エリキシルスフィア以外のスフィアでも同様のことが行えるのかどうかについては、作中ではとくに言及されていない。
・エリキシルバトル、エリキシルバトルアプリ
エリキシルバトルは命の奇跡を起こせる水エリクサーを得るためにエリキシルスフィアを持つソーサラー同士が戦うバトルのこと。エリキシルバトルアプリはエリキシルバトルに参加を表明したソーサラーにエイナから配られた専用アプリ。
アプリに願いを込めて「アライズ」と唱えることにより、エリキシルスフィアを搭載したドールが変身する。
・アライズ、デュオアライズ、ダブルアライズ
通常、エリキシルバトルに唱えることによってドールが変身するのがアライズ。灯理や克樹が行っている、フレイとフレイヤ、アリシアとシンシアなどエリキシルスフィアを搭載したドールと非搭載のドールを接続して行うアライズがデュオアライズ。二体のエリキシルスフィアを搭載したドールを接続し、片方ずつアライズさせることにより通常の六倍のさらに六倍、三六倍のサイズに巨大化させるのがダブルアライズ。

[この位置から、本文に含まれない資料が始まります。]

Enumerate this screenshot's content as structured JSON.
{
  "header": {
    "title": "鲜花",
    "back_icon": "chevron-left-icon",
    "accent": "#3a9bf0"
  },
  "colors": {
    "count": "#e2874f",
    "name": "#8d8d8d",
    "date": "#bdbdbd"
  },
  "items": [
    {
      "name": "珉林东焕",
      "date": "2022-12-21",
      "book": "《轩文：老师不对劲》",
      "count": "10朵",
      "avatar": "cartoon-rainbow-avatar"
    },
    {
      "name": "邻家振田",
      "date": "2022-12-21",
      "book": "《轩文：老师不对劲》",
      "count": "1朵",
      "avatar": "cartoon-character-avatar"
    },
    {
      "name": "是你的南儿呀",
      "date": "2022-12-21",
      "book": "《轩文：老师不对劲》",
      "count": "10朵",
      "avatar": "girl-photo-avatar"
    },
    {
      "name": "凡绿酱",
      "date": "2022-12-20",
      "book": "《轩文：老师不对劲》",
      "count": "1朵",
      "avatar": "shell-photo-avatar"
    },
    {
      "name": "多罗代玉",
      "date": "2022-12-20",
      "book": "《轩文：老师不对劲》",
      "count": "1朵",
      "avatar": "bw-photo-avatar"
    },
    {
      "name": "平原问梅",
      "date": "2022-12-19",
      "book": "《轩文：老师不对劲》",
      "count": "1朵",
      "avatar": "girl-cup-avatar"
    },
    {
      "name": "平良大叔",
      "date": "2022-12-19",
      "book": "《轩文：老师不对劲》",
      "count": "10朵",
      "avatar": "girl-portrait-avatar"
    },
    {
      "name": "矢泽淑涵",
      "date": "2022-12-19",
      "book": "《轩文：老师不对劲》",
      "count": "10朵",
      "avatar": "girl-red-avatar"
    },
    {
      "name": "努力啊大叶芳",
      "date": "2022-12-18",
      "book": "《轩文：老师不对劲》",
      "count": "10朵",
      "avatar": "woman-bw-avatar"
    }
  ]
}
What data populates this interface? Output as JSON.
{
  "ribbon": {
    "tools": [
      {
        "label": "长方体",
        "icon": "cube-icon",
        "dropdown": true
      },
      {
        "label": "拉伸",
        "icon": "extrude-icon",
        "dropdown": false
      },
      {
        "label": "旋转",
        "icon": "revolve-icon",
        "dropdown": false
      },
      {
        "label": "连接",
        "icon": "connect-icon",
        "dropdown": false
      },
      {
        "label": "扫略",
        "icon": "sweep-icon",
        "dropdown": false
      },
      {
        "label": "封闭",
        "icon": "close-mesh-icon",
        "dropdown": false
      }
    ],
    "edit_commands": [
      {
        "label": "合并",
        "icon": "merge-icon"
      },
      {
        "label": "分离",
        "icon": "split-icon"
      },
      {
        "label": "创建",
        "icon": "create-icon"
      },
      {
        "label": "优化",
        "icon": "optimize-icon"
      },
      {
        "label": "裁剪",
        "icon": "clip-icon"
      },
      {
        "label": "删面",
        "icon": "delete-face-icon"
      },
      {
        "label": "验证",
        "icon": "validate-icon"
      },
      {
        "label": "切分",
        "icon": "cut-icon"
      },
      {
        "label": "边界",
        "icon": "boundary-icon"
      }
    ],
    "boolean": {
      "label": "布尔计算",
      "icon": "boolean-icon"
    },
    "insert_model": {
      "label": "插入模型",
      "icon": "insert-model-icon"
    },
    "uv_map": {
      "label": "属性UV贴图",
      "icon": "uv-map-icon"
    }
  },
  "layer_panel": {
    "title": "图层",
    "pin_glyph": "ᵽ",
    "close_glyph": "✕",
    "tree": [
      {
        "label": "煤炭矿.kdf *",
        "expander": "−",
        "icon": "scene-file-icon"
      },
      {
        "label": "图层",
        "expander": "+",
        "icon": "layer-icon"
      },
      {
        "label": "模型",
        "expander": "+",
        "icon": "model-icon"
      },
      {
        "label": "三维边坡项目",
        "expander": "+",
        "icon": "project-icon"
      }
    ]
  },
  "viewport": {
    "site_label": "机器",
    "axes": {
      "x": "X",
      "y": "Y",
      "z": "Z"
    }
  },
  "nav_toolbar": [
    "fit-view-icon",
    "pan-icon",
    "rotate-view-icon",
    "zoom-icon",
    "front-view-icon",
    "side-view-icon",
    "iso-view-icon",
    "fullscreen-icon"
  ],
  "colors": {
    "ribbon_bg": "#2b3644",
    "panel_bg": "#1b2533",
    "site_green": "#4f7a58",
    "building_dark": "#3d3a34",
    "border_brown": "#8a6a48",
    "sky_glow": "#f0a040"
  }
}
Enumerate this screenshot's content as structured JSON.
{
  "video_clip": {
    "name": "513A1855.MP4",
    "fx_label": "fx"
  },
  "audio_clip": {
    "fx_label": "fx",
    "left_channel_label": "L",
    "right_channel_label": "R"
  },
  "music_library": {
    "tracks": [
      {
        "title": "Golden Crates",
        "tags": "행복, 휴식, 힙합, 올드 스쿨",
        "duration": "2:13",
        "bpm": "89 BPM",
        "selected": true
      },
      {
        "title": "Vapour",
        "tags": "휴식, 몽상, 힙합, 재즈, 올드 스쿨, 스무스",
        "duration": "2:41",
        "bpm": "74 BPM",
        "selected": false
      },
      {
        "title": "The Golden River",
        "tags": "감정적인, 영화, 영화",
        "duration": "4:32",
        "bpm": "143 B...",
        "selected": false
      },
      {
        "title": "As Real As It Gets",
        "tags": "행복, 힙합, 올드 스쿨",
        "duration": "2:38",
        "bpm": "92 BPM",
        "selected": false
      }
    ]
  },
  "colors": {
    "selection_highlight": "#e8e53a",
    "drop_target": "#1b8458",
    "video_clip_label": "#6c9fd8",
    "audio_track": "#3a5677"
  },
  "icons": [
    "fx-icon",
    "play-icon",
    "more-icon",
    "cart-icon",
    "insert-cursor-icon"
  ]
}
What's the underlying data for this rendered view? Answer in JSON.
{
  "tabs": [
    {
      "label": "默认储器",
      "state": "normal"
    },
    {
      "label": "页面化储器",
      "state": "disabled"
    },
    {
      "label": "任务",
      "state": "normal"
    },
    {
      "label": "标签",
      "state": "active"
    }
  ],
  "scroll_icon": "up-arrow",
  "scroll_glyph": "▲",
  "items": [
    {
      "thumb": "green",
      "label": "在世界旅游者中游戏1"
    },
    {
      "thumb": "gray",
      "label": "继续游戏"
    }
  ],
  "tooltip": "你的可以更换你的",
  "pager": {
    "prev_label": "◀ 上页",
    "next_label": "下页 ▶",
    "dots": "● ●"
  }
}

ダブルアライズを使えば他のエリキシルドールを簡単に倒せそうではあるが、巨大すぎて動きが緩慢になる上、アライズの持続時間も短縮され、充分に攻撃力を持った小さく素早いエリキシルドールに対しては対応し切れなくなってしまうため、むしろ弱体化する。建造物破壊には便利だという程度のもの。
・リミットオーバーセット
克樹や猛臣が使っている一種の必殺技。人工筋に通常よりも大きな電圧をかけることにより、一時的にスピードとパワーを増すことができる。
通常は破損の可能性が出てくるレベルまで電圧がかからないようリミッターがかかっているが、それを外すことにより必殺技として使用している。
大きな電圧をかけるため、スピードやパワーが高まるのと引き替えに、寿命が著しく短くなり、発熱で使用後の反応が鈍くなる。大きすぎると新品の人工筋が一瞬で劣化して交換が必要となってしまう両刃の剣。